For Counsel
What to expect from institutional procedure
Lex Arbitrate runs a tight procedural ship. Counsel appearing under the institutional Rules will encounter five distinguishing features that shape preparation: a published timeline the tribunal is expected to keep; evidence-bunching directions issued at the first procedural conference; witness-in-person preference for oral testimony with a reasoned-application route to remote evidence; technical-issue cost allocation where one party causes hearing delay; and scrutiny of the draft award by the institution before issue.
Counsel who prepare for these features at the outset find the institutional procedure efficient. Counsel who do not are caught by the calendar.
Counsel checklist before the first procedural conference
- i.Identify witnesses early. Provisional list, with topics each will address. Witnesses unavailable in-person flagged with reasoned application.
- ii.Map document categories for production. Use Redfern Schedule format.

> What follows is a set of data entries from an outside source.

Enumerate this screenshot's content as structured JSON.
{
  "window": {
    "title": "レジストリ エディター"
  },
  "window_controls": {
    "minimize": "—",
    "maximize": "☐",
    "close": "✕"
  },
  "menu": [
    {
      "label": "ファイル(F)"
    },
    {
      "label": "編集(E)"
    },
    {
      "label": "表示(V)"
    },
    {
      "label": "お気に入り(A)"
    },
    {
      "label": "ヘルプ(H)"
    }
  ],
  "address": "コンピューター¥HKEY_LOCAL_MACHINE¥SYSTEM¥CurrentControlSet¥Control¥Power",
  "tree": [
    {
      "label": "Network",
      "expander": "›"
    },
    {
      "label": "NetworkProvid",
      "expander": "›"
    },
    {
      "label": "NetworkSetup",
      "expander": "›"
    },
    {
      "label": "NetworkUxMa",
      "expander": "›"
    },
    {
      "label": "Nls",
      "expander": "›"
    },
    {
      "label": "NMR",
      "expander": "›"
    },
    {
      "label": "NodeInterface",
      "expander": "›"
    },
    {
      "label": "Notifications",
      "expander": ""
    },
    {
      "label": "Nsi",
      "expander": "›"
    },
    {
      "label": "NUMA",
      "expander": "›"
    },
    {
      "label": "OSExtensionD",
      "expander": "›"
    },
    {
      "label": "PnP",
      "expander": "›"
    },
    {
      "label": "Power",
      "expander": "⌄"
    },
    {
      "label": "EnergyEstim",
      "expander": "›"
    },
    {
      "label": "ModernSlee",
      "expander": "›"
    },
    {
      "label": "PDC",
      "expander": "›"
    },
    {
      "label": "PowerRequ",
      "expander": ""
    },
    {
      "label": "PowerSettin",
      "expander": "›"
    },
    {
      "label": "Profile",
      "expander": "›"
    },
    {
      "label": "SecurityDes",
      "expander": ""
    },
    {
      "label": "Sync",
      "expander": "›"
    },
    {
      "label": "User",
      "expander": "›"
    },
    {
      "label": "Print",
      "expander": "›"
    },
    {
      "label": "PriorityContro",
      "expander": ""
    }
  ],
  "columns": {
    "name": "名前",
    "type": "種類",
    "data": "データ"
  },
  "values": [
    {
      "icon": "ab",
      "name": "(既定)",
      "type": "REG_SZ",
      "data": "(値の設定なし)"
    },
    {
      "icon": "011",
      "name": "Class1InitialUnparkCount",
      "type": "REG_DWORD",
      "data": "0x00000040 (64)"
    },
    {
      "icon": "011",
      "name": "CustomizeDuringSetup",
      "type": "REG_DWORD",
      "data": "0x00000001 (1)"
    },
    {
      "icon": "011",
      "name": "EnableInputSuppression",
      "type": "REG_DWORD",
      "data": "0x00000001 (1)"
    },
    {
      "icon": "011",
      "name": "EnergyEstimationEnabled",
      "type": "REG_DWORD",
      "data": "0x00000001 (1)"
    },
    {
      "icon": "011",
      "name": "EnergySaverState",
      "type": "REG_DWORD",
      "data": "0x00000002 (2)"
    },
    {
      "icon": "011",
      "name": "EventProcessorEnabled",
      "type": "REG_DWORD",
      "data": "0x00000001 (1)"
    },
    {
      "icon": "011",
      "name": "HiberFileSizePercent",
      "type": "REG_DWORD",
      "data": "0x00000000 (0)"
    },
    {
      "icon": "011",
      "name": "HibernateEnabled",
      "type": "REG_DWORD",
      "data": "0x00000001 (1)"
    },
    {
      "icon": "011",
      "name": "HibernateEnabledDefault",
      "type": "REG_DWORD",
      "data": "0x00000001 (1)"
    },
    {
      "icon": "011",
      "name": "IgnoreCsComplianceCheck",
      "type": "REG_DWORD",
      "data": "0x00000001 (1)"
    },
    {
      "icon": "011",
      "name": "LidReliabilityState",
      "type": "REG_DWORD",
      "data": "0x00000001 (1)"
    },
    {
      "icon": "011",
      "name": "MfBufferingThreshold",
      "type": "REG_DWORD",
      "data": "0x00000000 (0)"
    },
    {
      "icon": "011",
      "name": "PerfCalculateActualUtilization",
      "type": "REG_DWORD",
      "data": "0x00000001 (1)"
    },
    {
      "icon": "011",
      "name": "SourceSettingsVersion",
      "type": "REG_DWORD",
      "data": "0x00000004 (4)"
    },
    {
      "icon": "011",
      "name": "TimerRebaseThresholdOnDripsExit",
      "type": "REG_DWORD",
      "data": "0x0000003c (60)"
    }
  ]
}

Object on grounds of relevance, materiality, or proportionality — not on a wishlist.
- iii.Bunch evidence by issue, not by chronology. The tribunal will direct evidence presentation issue-by-issue at the hearing.
- iv.Confirm hearing format. Physical, online, hybrid. Technical readiness of remote witnesses is the responsibility of the tendering party.
- v.Settlement window. Anticipate institutional encouragement of mediation or settlement conference at one or more procedural milestones.
- vi.Cost recoverability. Familiarise client with the institutional fee Schedule and the cap structure. The tribunal’s cost discretion is informed by the timeline performance of each side.